PARTE da unidade da vida consiste em amar o lugar e o tempo em que vivemos. A criação e a redenção acontecem aqui, hoje e agora, desde que vibremos para conhecer e compreender o nosso mundo, para amá-lo como os santos fizeram. São Josemaría, por exemplo, convidava-nos a não ter “sonhos vãos”[4], a fugir de qualquer “misticismo do oxalá”[5]. Desfrutamos a unidade de vida no lugar onde vivemos junto a Deus e com as pessoas que temos à nossa volta, tentando sonhar com as atividades em que estamos imersos – para preenchê-las com os dons de Deus – e sem fugir para outros mundos lindos, mas irreais. São Paulo convida os Tessalonicenses a trabalhar e ganhar a vida e a se ajudarem mutuamente a se comportar assim (cf. 2 Tessalonicenses 3,6-15). Esta coerência de vida permite-nos ao mesmo tempo ser flexíveis diante do imprevisível, porque rezando e vivendo para Deus e para os outros, experimentamos que a caridade une o que está dividido e organiza o que estava desagregado. Desta forma, podemos comparecer a um compromisso, mesmo que tivéssemos preferido realizar um plano aparentemente melhor, ou podemos pagar a passagem do transporte público ainda que o estado desse serviço nos convide a rebelar-nos e a não pagar, procurando alternativas na forma de propor melhorias.
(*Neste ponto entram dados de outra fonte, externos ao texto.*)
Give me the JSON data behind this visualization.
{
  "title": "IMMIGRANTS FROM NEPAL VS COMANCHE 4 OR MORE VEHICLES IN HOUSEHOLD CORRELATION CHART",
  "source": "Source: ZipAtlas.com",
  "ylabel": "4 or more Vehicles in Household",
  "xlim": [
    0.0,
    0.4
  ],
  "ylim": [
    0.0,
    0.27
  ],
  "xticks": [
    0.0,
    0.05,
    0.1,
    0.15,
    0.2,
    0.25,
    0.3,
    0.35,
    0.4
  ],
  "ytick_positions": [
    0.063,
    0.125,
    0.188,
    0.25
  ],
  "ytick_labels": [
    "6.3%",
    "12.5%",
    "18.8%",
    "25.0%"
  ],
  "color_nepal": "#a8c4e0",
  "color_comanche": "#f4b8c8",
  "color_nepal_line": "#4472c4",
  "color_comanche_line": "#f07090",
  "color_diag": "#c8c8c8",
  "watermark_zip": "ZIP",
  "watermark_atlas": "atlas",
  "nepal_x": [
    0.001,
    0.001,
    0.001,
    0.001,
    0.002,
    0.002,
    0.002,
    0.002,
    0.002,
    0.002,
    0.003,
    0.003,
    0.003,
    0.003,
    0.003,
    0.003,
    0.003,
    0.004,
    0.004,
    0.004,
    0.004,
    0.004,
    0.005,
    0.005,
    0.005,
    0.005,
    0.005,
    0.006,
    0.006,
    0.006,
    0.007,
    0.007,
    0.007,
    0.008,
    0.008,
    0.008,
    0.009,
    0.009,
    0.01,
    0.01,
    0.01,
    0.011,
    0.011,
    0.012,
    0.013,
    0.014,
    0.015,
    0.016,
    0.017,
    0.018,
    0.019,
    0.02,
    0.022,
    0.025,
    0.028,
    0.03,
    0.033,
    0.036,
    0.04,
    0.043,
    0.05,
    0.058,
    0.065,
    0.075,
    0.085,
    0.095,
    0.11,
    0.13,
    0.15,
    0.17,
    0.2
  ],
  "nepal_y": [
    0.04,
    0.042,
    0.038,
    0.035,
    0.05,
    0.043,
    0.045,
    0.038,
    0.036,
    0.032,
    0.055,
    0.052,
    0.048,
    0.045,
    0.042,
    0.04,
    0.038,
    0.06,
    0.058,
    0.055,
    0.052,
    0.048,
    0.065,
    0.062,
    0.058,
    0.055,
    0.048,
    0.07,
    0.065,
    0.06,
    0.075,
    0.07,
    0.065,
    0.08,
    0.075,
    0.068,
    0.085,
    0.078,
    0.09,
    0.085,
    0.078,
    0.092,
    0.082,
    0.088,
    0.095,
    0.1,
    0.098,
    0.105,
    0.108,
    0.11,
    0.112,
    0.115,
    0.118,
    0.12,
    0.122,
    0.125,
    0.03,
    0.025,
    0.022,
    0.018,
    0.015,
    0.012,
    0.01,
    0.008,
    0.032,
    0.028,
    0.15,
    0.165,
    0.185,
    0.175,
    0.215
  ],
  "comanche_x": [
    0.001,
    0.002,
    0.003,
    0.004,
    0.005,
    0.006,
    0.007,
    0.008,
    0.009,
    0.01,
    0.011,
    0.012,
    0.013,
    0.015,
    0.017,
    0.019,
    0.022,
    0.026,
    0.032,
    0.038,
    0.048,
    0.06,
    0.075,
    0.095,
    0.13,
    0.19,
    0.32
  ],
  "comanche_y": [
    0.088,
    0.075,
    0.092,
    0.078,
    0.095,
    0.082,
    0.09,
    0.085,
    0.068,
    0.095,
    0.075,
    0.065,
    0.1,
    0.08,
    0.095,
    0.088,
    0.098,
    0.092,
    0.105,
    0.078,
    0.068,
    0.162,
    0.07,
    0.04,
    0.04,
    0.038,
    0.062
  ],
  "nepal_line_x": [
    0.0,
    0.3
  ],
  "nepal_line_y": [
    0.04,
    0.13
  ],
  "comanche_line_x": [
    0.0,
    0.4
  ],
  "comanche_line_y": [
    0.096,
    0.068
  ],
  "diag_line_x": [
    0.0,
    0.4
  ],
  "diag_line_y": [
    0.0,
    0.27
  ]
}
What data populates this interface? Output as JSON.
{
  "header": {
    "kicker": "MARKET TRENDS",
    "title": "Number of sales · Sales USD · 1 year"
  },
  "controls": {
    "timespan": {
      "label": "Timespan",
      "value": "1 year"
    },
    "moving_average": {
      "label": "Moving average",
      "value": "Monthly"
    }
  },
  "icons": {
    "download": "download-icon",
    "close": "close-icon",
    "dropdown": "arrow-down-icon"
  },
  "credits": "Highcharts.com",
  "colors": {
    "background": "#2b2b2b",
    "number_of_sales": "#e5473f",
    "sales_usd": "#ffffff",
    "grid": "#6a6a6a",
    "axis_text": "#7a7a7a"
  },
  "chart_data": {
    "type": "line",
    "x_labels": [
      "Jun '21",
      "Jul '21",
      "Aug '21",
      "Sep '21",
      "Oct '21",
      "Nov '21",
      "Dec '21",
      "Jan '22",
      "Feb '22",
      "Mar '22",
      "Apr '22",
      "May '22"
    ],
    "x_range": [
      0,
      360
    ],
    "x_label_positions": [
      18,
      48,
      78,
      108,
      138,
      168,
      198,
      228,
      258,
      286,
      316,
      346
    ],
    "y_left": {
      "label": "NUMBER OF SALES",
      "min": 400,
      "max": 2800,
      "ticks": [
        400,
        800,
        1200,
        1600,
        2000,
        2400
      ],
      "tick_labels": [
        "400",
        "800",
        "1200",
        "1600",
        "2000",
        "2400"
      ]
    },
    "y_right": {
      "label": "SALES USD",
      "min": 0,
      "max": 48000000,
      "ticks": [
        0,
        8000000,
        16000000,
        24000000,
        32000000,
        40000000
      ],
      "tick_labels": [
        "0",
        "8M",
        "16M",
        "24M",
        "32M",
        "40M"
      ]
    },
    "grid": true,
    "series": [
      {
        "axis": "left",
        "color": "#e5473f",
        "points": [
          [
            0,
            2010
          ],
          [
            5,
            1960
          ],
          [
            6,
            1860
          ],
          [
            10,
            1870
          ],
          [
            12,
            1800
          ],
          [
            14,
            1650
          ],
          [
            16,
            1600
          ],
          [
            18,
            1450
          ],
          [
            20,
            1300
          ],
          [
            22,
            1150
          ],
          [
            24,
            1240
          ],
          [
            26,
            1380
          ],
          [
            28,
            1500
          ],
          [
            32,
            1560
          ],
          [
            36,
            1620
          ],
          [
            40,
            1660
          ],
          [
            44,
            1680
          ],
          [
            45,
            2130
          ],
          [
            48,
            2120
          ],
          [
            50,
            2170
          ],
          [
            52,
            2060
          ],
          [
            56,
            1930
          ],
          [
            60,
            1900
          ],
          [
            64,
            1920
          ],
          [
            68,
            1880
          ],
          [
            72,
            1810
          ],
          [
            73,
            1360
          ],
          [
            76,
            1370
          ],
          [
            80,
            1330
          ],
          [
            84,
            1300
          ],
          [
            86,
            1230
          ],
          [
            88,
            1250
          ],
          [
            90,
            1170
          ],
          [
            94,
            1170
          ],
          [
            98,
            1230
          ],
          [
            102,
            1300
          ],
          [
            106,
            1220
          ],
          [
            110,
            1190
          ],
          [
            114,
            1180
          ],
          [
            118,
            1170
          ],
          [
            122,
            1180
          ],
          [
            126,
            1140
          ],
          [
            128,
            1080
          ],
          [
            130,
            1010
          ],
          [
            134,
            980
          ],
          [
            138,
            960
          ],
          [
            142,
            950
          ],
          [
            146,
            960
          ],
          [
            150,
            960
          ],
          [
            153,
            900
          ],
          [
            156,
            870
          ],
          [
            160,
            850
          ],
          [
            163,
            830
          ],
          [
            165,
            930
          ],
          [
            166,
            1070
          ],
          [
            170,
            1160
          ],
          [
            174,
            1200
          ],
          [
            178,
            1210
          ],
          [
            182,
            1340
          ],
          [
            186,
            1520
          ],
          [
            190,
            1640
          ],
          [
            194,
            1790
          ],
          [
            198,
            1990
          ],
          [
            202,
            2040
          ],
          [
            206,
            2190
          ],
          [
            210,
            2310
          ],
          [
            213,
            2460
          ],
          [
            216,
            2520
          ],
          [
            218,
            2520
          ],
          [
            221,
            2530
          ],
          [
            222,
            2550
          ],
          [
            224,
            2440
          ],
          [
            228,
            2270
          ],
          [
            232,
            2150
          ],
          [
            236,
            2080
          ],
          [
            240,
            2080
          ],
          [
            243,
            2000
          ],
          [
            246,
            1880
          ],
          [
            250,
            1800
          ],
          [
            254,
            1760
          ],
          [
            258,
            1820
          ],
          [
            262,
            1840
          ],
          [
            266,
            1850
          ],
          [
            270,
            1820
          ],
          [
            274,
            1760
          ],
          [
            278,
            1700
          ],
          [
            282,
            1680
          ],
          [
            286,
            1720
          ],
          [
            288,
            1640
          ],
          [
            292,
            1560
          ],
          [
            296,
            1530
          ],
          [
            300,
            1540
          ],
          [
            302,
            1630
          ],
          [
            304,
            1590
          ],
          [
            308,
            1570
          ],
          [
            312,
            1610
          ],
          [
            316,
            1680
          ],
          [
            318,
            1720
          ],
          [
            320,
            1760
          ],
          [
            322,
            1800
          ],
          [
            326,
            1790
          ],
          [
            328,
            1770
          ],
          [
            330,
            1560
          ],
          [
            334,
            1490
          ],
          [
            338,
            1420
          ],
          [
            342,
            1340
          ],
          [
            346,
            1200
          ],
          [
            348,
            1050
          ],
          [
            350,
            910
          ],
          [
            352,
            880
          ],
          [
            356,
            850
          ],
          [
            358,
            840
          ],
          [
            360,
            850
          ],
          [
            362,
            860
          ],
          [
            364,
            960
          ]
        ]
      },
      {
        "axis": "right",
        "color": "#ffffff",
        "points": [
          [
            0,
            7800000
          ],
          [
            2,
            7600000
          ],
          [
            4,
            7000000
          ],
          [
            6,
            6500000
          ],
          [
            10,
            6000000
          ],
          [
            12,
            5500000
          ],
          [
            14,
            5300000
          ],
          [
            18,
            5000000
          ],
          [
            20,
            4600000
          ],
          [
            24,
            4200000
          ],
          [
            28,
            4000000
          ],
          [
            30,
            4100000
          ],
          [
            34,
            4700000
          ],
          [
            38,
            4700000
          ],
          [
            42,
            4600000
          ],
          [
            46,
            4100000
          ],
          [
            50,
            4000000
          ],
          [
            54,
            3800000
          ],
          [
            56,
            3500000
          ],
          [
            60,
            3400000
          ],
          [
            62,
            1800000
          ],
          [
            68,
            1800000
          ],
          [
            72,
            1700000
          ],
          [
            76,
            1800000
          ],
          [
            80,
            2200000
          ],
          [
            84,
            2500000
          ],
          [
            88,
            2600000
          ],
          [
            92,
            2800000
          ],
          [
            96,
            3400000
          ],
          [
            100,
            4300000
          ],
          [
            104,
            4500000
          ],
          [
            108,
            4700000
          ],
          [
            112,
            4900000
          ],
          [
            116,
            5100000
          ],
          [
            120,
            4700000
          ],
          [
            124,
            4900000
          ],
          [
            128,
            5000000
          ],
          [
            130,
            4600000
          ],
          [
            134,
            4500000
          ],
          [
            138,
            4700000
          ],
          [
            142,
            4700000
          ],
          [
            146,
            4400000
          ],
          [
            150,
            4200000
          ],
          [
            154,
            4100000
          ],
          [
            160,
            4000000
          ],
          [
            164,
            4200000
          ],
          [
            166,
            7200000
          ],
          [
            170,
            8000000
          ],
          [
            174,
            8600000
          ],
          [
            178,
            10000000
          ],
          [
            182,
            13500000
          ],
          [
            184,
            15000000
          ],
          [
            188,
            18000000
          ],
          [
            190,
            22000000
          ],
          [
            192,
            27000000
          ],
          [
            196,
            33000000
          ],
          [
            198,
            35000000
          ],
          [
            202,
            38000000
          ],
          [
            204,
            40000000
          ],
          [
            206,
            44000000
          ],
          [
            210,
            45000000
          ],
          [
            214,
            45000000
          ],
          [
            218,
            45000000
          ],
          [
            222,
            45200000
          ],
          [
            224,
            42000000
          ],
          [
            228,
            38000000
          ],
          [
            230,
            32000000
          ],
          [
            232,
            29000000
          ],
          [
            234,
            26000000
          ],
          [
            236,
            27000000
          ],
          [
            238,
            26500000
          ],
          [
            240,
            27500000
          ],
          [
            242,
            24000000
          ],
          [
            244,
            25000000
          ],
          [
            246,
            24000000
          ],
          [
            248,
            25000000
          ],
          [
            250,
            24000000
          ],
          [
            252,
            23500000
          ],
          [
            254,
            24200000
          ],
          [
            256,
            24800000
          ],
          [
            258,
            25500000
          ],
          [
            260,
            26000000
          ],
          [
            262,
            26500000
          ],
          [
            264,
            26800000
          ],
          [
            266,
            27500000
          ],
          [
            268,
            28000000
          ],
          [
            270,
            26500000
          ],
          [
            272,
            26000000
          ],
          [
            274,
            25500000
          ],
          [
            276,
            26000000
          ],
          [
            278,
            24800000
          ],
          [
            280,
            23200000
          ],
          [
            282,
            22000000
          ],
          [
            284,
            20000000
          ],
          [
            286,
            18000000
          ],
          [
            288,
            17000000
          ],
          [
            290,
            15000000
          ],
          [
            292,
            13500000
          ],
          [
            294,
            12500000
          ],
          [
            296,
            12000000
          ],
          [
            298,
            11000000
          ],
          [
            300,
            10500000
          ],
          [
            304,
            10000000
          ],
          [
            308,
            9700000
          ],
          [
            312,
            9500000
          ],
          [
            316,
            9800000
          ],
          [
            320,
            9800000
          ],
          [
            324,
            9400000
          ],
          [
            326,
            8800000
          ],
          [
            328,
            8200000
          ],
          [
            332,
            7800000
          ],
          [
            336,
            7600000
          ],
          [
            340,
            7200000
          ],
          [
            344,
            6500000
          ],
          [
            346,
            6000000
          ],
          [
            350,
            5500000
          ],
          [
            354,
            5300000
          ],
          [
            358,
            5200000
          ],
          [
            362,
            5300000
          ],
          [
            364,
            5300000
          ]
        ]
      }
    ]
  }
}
Viver assim é lutar para colocar em prática a exortação do Senhor: “Dizei somente: ‘Sim’, se é sim; ‘não’, se é não. Tudo o que passa além disso vem do Maligno” (Mt 5,37). Cristo aconselha um modo de falar: um estilo de vida cristão que se atualiza mediante a presença de Deus, uma “atenção respeitosa à sua presença, testemunhada ou desprezada, em cada uma de nossas afirmações”[6], que assume a forma de nunca mentir, ainda que em pelo menos algum momento isso poderia nos livrar de algum problema; comportar-nos com dignidade, mesmo que ninguém nos veja; não dar vazão à raiva quando nos sentamos ao volante ou jogamos uma partida de futebol. Como ensina o Concílio Vaticano II, os batizados cumprem “fielmente os seus deveres terrenos, guiados pelo espírito do Evangelho. […] a própria fé ainda os obriga mais a cumpri-los, segundo a vocação própria de cada um”[7]. Podemos pedir à Virgem Maria que nos ajude a adquirir essa unidade de vida para que saibamos transmitir autenticamente a alegria de viver junto ao seu Filho.


[1] Francisco, Homilia em Santa Marta, 25/06/2015

[2] Mons. F. Ocáriz, Carta pastoral, 28/10/2020, n. 3.

[3] São Josemaria, Amigos de Deus, n. 146.

[4] São Josemaria, Amigos de Deus, n. 8.

[5] São Josemaria, Entrevistas, n. 88.

[6] Catecismo da Igreja Católica, n. 2153.

[7] Concílio Vaticano II, Gaudium et spes, n. 43.